A lack of Copper can cause pigment inconsitencies.

A lack of Copper can cause pigment inconsitencies.

Copper deficiencies.

Three groups of people in particular could well be suffering from Copper deficiencies. Anyone with celiac disease or simply on a gluten-free diet and illnesses such as Croons disease are frequently found to have copper deficiencies. Albinism, an inherited condition, is also known to inhibit the absorption of Copper in the human body, which can inevitably lead to a Copper deficiency. The tell-tale symptoms of Copper deficiency are; fatigue, anemia, discolored hair, brittle bones, high blood pressure, arrhythmia and infertility. Osteoporosis is known to affect women more than men, one recent study of women aged 45 to 56 showed that those taking a 3mg Copper supplement daily showed no loss in bone density compared to a control group that did!

Be careful how you spray pesticides containing Copper!

Be careful how you spray pesticides containing Copper!

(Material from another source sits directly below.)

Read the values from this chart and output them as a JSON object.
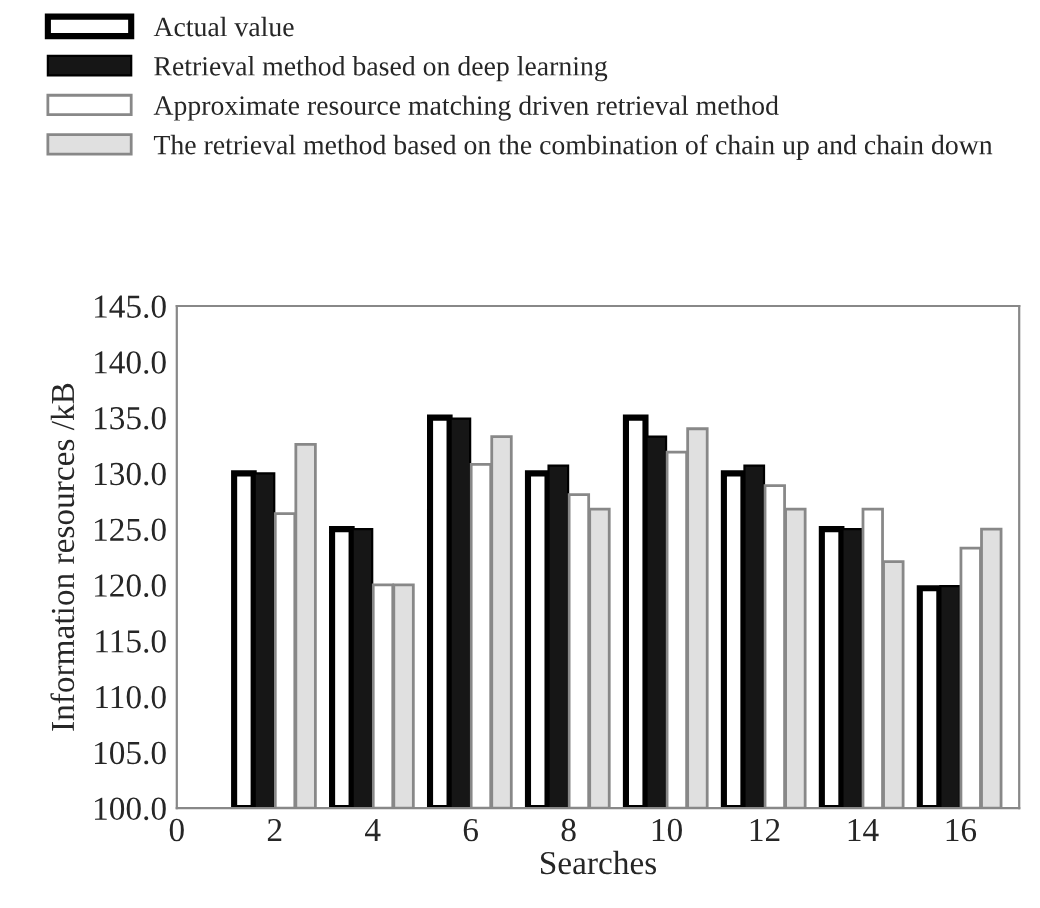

Taking a copper health supplements.

You only need to take 1.5mg to 3mg of a Copper supplement a day to be sure that youre maintaining a healthy body. General advice is to take the Copper in a multi-mineral supplement tablet or in a combined multi-vitamin and mineral one. The tablet should be taken at the same time each day, preferably when eating a meal. Take too much Copper in a supplement and it can be bad for you and you must not exceed 10mg under any circumstances. Taking a copper supplement in such a large quantity may well induce stomachache, nausea and muscle pains. A point of warning here for any gardeners, Copper is commonly used in pesticides, so if youve been using a pesticide in your garden without taking adequate precautions as to where you spray and where you breathe if you feel nauseous etc, you now know why! You can buy combined Copper and Zinc supplements, which is helpful in the event of you also having a Zinc deficiency. However, you should be aware that Zinc can inhibit the uptake of copper in the human body, so you might need to consult the chemist or pharmacist as to how much copper to take to compensate for this effect.